Welcome to this repository and dashboard about using NLP (natural language processing) to summarize YouTube comments from one of our favorite shows! The Bigger Pockets is a producer of Youtube, Podcast, and other products focusing on real estate investments and financing; it is a roadmap for financial freedom through real estate investment. This is one of our favorite shows! The YouTube channel of Bigger Pockets (https://www.youtube.com/c/biggerpockets) has been producing informational videos since 2016, with 1.16M subscribers and 3K videos released so far! (Great contents BTW) As a big fan of the channel, we utilized NLP and sentiment analyses to draw insights into the audience's responses to each episode of the Bigger Pockets release.
This is a collaborative project featuring two data scientists: Dr. David Henderson (see profile here - https://github.com/HD013) & Dr.
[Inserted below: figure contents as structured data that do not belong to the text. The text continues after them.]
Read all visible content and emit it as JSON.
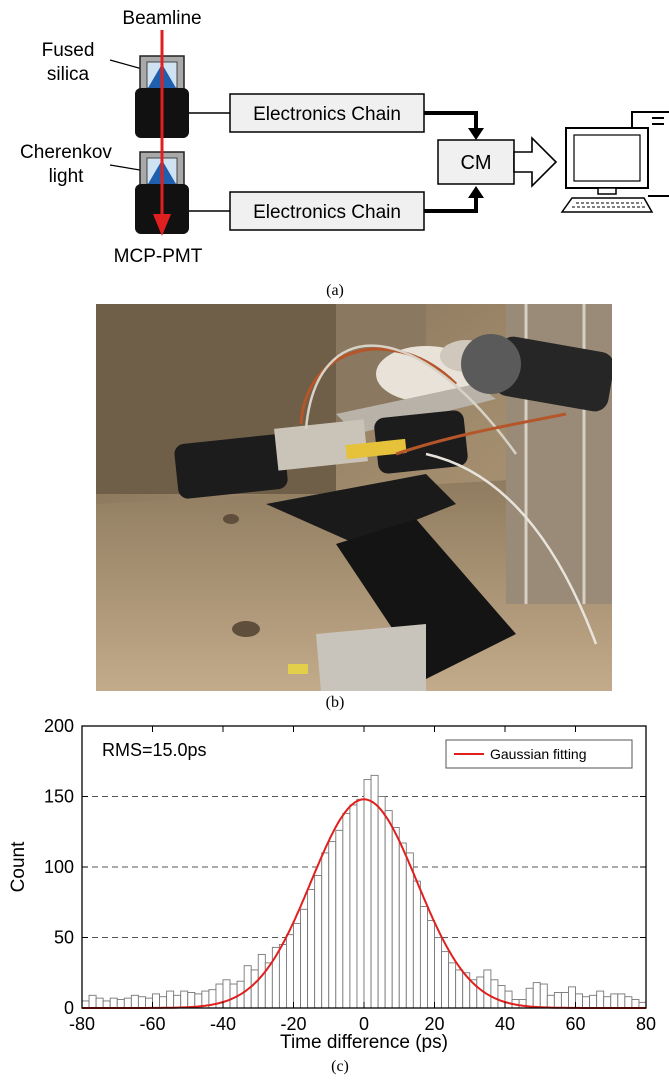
{
  "diagram": {
    "labels": {
      "beamline": "Beamline",
      "fused_silica_line1": "Fused",
      "fused_silica_line2": "silica",
      "cherenkov_line1": "Cherenkov",
      "cherenkov_line2": "light",
      "mcp_pmt": "MCP-PMT",
      "electronics_top": "Electronics Chain",
      "electronics_bottom": "Electronics Chain",
      "cm": "CM"
    },
    "colors": {
      "beam": "#e0201e",
      "silica": "#1f5fae",
      "pmt": "#111111",
      "box_fill": "#f0f0f0"
    }
  },
  "captions": {
    "a": "(a)",
    "b": "(b)",
    "c": "(c)"
  },
  "photo": {
    "icon": "experimental-setup-photo"
  },
  "chart_data": {
    "type": "bar",
    "xlabel": "Time difference (ps)",
    "ylabel": "Count",
    "xlim": [
      -80,
      80
    ],
    "ylim": [
      0,
      200
    ],
    "xticks": [
      "-80",
      "-60",
      "-40",
      "-20",
      "0",
      "20",
      "40",
      "60",
      "80"
    ],
    "yticks": [
      "0",
      "50",
      "100",
      "150",
      "200"
    ],
    "grid": "dashed horizontal",
    "annotation": "RMS=15.0ps",
    "legend": {
      "label": "Gaussian fitting",
      "placement": "top-right"
    },
    "fit": {
      "amplitude": 148,
      "mean": 0,
      "sigma": 15.0,
      "color": "#e0201e"
    },
    "bin_width": 2,
    "bin_start": -80,
    "counts": [
      5,
      9,
      7,
      5,
      7,
      6,
      7,
      9,
      8,
      7,
      10,
      8,
      12,
      9,
      12,
      11,
      10,
      12,
      13,
      17,
      20,
      17,
      19,
      30,
      27,
      38,
      32,
      43,
      45,
      52,
      60,
      70,
      84,
      94,
      110,
      118,
      126,
      138,
      144,
      148,
      162,
      165,
      150,
      140,
      128,
      117,
      110,
      90,
      72,
      62,
      50,
      40,
      32,
      27,
      25,
      20,
      22,
      27,
      20,
      16,
      12,
      6,
      6,
      14,
      18,
      17,
      9,
      11,
      11,
      15,
      10,
      8,
      9,
      12,
      8,
      10,
      10,
      8,
      6,
      4
    ]
  }
}
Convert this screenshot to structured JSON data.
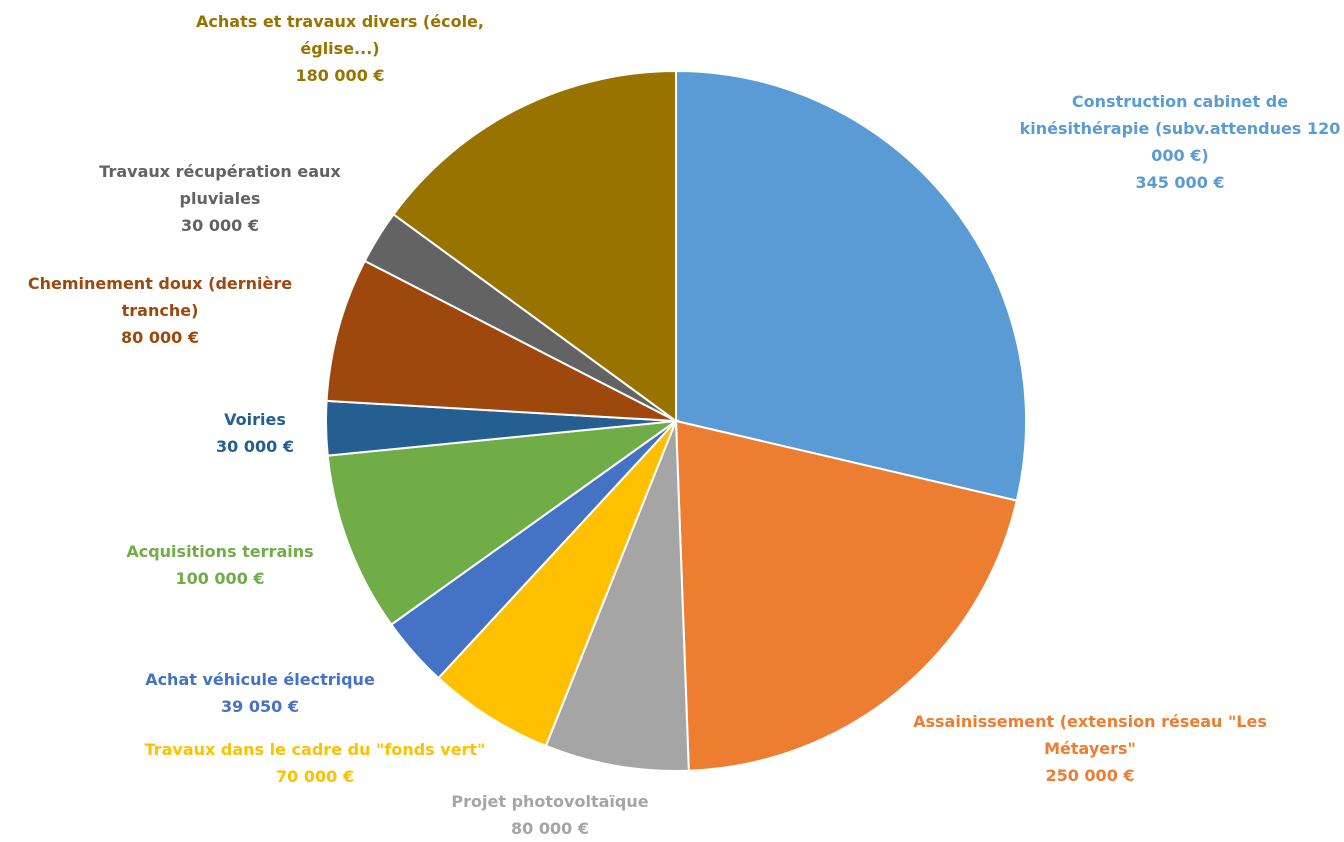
{
  "chart_data": {
    "type": "pie",
    "title": "",
    "start_angle_deg": 0,
    "direction": "clockwise",
    "currency_note": "",
    "slices": [
      {
        "label": "Construction cabinet de kinésithérapie (subv.attendues 120 000 €)",
        "value": 345000,
        "value_label": "345 000 €",
        "color": "#5B9BD5"
      },
      {
        "label": "Assainissement (extension réseau \"Les Métayers\"",
        "value": 250000,
        "value_label": "250 000 €",
        "color": "#ED7D31"
      },
      {
        "label": "Projet photovoltaïque",
        "value": 80000,
        "value_label": "80 000 €",
        "color": "#A5A5A5"
      },
      {
        "label": "Travaux dans le cadre du \"fonds vert\"",
        "value": 70000,
        "value_label": "70 000 €",
        "color": "#FFC000"
      },
      {
        "label": "Achat véhicule électrique",
        "value": 39050,
        "value_label": "39 050 €",
        "color": "#4472C4"
      },
      {
        "label": "Acquisitions terrains",
        "value": 100000,
        "value_label": "100 000 €",
        "color": "#70AD47"
      },
      {
        "label": "Voiries",
        "value": 30000,
        "value_label": "30 000 €",
        "color": "#255E91"
      },
      {
        "label": "Cheminement doux (dernière tranche)",
        "value": 80000,
        "value_label": "80 000 €",
        "color": "#9E480E"
      },
      {
        "label": "Travaux récupération eaux pluviales",
        "value": 30000,
        "value_label": "30 000 €",
        "color": "#636363"
      },
      {
        "label": "Achats et travaux divers (école, église...)",
        "value": 180000,
        "value_label": "180 000 €",
        "color": "#997300"
      }
    ]
  }
}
Yingtong "Amanda" Wu (see profile here - https://github.com/YingtongAamandaWu)
01_Codes: a folder containing jupyter notebooks of python codes showing the intermediate steps and exploratory data analyses
This is an interactive figure from "Video_polarity_mean_max_min_plotly.html", where you can hover over the html file and see the mean, max, and min comment polarity on every video of Bigger Pocket youtube. Note: we excluded youtube videos with less than 30 mins and with less than 10 comments for this analysis.
Highlight 2 - How long of a video should BiggerPockets make to achieve the highest cost-effectiveness (view counts = profits)?
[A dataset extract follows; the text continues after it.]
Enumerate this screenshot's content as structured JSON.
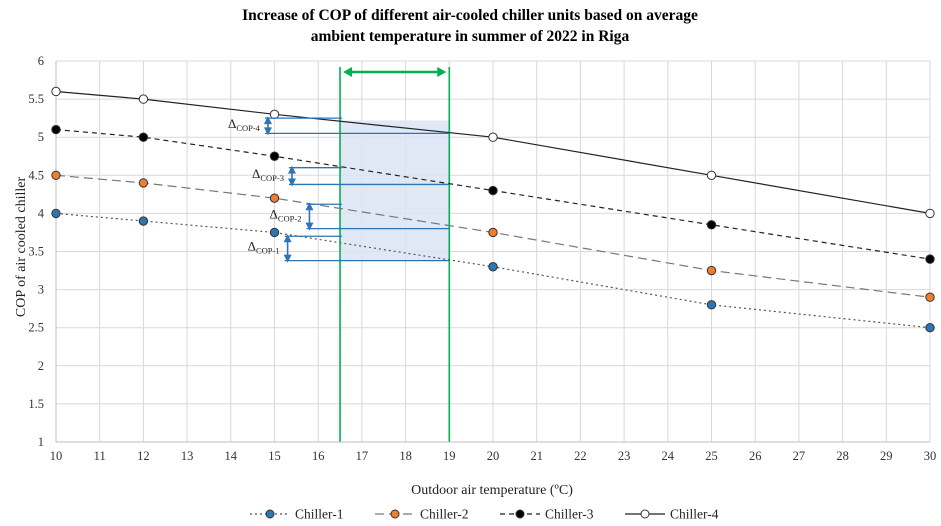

We found that a video length of 260 seconds (4 min 20 secs) has the most view count per second -- This seems to be a "sweet spot" of attracting view counts with the minimum efforts spent on making video productions, without compromising the view counts and contents :)
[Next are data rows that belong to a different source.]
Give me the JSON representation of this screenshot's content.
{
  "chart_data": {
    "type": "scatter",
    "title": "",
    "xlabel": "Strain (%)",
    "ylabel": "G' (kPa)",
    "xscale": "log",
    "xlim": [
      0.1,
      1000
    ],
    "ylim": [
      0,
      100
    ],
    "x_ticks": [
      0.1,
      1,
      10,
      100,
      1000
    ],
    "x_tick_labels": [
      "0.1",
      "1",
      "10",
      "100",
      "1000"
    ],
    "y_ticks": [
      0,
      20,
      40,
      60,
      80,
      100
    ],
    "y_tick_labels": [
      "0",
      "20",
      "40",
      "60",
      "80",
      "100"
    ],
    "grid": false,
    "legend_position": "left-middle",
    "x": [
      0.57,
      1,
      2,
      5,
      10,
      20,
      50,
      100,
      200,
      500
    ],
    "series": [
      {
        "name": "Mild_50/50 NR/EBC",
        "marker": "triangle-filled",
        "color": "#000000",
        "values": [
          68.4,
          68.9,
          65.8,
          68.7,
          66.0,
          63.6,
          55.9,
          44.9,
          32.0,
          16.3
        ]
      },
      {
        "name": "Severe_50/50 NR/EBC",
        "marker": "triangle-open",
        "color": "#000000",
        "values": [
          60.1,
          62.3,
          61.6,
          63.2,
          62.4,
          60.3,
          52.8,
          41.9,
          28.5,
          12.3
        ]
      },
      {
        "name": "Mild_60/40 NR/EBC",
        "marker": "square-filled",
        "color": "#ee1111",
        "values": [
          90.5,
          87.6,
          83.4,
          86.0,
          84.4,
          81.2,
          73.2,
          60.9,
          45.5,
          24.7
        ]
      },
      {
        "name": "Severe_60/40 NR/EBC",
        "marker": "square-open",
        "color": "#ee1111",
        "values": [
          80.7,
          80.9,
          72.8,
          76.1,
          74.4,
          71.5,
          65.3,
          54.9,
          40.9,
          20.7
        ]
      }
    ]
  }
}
As a case study, we produced a wordcloud image based on 124 Youtube comments from this recent video "New Rental Property Mortgages with 3% Interest Rates, 5% Down" (Link https://www.youtube.com/watch?v=IVK5vQg1UvY). Most of the comments are positive, as you can in the figure below: most comments show polarity values over zero. From the wordcloud image above, "Thank" and "Great" are two main keywords that popped up consistently in the comments -- meaning that the audience is very thankful for the information shared about low-interest rate mortgages in 2023!